The average outdegree of the complete state graph is 1 (minimum is 0, the maximum 25 and the 95th percentile is 5).
Finished in 01h 25min at (2024-10-17 00:34:40)

Proposing Enhancements for Data Movement

Some xattrs, such as storage policies, can affect data placement. HDFS proposes a storage policy satisfier that performs data movement based on recursive scanning to fulfill storage policies. However, it has a shortcoming: if the active namenode fails over during the process, it must rescan from the beginning.
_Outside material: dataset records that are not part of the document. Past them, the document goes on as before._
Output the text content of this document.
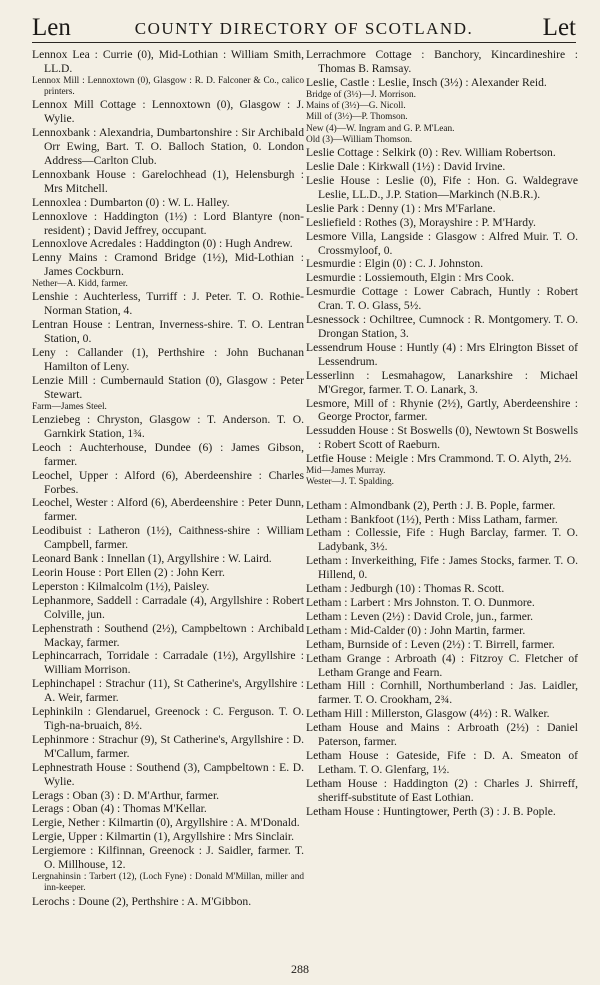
Len	COUNTY DIRECTORY OF SCOTLAND.	Let

Lennox Lea : Currie (0), Mid-Lothian : William Smith, LL.D.

Lennox Mill : Lennoxtown (0), Glasgow : R. D. Falconer & Co., calico printers.

Lennox Mill Cottage : Lennoxtown (0), Glasgow : J. Wylie.

Lennoxbank : Alexandria, Dumbartonshire : Sir Archibald Orr Ewing, Bart. T. O. Balloch Station, 0. London Address—Carlton Club.

Lennoxbank House : Garelochhead (1), Helensburgh : Mrs Mitchell.

Lennoxlea : Dumbarton (0) : W. L. Halley.

Lennoxlove : Haddington (1½) : Lord Blantyre (non-resident) ; David Jeffrey, occupant.

Lennoxlove Acredales : Haddington (0) : Hugh Andrew.

Lenny Mains : Cramond Bridge (1½), Mid-Lothian : James Cockburn.

Nether—A. Kidd, farmer.

Lenshie : Auchterless, Turriff : J. Peter. T. O. Rothie-Norman Station, 4.

Lentran House : Lentran, Inverness-shire. T. O. Lentran Station, 0.

Leny : Callander (1), Perthshire : John Buchanan Hamilton of Leny.

Lenzie Mill : Cumbernauld Station (0), Glasgow : Peter Stewart.

Farm—James Steel.

Lenziebeg : Chryston, Glasgow : T. Anderson. T. O. Garnkirk Station, 1¾.

Leoch : Auchterhouse, Dundee (6) : James Gibson, farmer.

Leochel, Upper : Alford (6), Aberdeenshire : Charles Forbes.

Leochel, Wester : Alford (6), Aberdeenshire : Peter Dunn, farmer.

Leodibuist : Latheron (1½), Caithness-shire : William Campbell, farmer.

Leonard Bank : Innellan (1), Argyllshire : W. Laird.

Leorin House : Port Ellen (2) : John Kerr.

Leperston : Kilmalcolm (1½), Paisley.

Lephanmore, Saddell : Carradale (4), Argyllshire : Robert Colville, jun.

Lephenstrath : Southend (2½), Campbeltown : Archibald Mackay, farmer.

Lephincarrach, Torridale : Carradale (1½), Argyllshire : William Morrison.

Lephinchapel : Strachur (11), St Catherine's, Argyllshire : A. Weir, farmer.

Lephinkiln : Glendaruel, Greenock : C. Ferguson. T. O. Tigh-na-bruaich, 8½.

Lephinmore : Strachur (9), St Catherine's, Argyllshire : D. M'Callum, farmer.

Lephnestrath House : Southend (3), Campbeltown : E. D. Wylie.

Lerags : Oban (3) : D. M'Arthur, farmer.

Lerags : Oban (4) : Thomas M'Kellar.

Lergie, Nether : Kilmartin (0), Argyllshire : A. M'Donald.

Lergie, Upper : Kilmartin (1), Argyllshire : Mrs Sinclair.

Lergiemore : Kilfinnan, Greenock : J. Saidler, farmer. T. O. Millhouse, 12.

Lergnahinsin : Tarbert (12), (Loch Fyne) : Donald M'Millan, miller and inn-keeper.

Lerochs : Doune (2), Perthshire : A. M'Gibbon.

Lerrachmore Cottage : Banchory, Kincardineshire : Thomas B. Ramsay.

Leslie, Castle : Leslie, Insch (3½) : Alexander Reid.

Bridge of (3½)—J. Morrison.

Mains of (3½)—G. Nicoll.

Mill of (3½)—P. Thomson.

New (4)—W. Ingram and G. P. M'Lean.

Old (3)—William Thomson.

Leslie Cottage : Selkirk (0) : Rev. William Robertson.

Leslie Dale : Kirkwall (1½) : David Irvine.

Leslie House : Leslie (0), Fife : Hon. G. Waldegrave Leslie, LL.D., J.P. Station—Markinch (N.B.R.).

Leslie Park : Denny (1) : Mrs M'Farlane.

Lesliefield : Rothes (3), Morayshire : P. M'Hardy.

Lesmore Villa, Langside : Glasgow : Alfred Muir. T. O. Crossmyloof, 0.

Lesmurdie : Elgin (0) : C. J. Johnston.

Lesmurdie : Lossiemouth, Elgin : Mrs Cook.

Lesmurdie Cottage : Lower Cabrach, Huntly : Robert Cran. T. O. Glass, 5½.

Lesnessock : Ochiltree, Cumnock : R. Montgomery. T. O. Drongan Station, 3.

Lessendrum House : Huntly (4) : Mrs Elrington Bisset of Lessendrum.

Lesserlinn : Lesmahagow, Lanarkshire : Michael M'Gregor, farmer. T. O. Lanark, 3.

Lesmore, Mill of : Rhynie (2½), Gartly, Aberdeenshire : George Proctor, farmer.

Lessudden House : St Boswells (0), Newtown St Boswells : Robert Scott of Raeburn.

Letfie House : Meigle : Mrs Crammond. T. O. Alyth, 2½.

Mid—James Murray.

Wester—J. T. Spalding.

Letham : Almondbank (2), Perth : J. B. Pople, farmer.

Letham : Bankfoot (1½), Perth : Miss Latham, farmer.

Letham : Collessie, Fife : Hugh Barclay, farmer. T. O. Ladybank, 3½.

Letham : Inverkeithing, Fife : James Stocks, farmer. T. O. Hillend, 0.

Letham : Jedburgh (10) : Thomas R. Scott.

Letham : Larbert : Mrs Johnston. T. O. Dunmore.

Letham : Leven (2½) : David Crole, jun., farmer.

Letham : Mid-Calder (0) : John Martin, farmer.

Letham, Burnside of : Leven (2½) : T. Birrell, farmer.

Letham Grange : Arbroath (4) : Fitzroy C. Fletcher of Letham Grange and Fearn.

Letham Hill : Cornhill, Northumberland : Jas. Laidler, farmer. T. O. Crookham, 2¾.

Letham Hill : Millerston, Glasgow (4½) : R. Walker.

Letham House and Mains : Arbroath (2½) : Daniel Paterson, farmer.

Letham House : Gateside, Fife : D. A. Smeaton of Letham. T. O. Glenfarg, 1½.

Letham House : Haddington (2) : Charles J. Shirreff, sheriff-substitute of East Lothian.

Letham House : Huntingtower, Perth (3) : J. B. Pople.

288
To overcome this, we propose:

• For newly created files, calculate the exact xattr using the above method and choose block locations based on the resolved xattr.
• For renamed directories or files, if their xattr does not match the xattr after renaming, generate an index to inform the satisfier that this subtree needs handling.
• For setxattr operations that change the xattr of a subtree, also generate an index to inform the satisfier.
• The xattr satisfier scans the subtree indicated by the indices. When scanning a node, after setting the actual xattr of all immediate children to the expected xattr (note: if a child's actual xattr and expected xattr do not match, generate a new index), remove the corresponding index for that node.

With this approach, each inode is scanned at most once, even if a namenode failover occurs.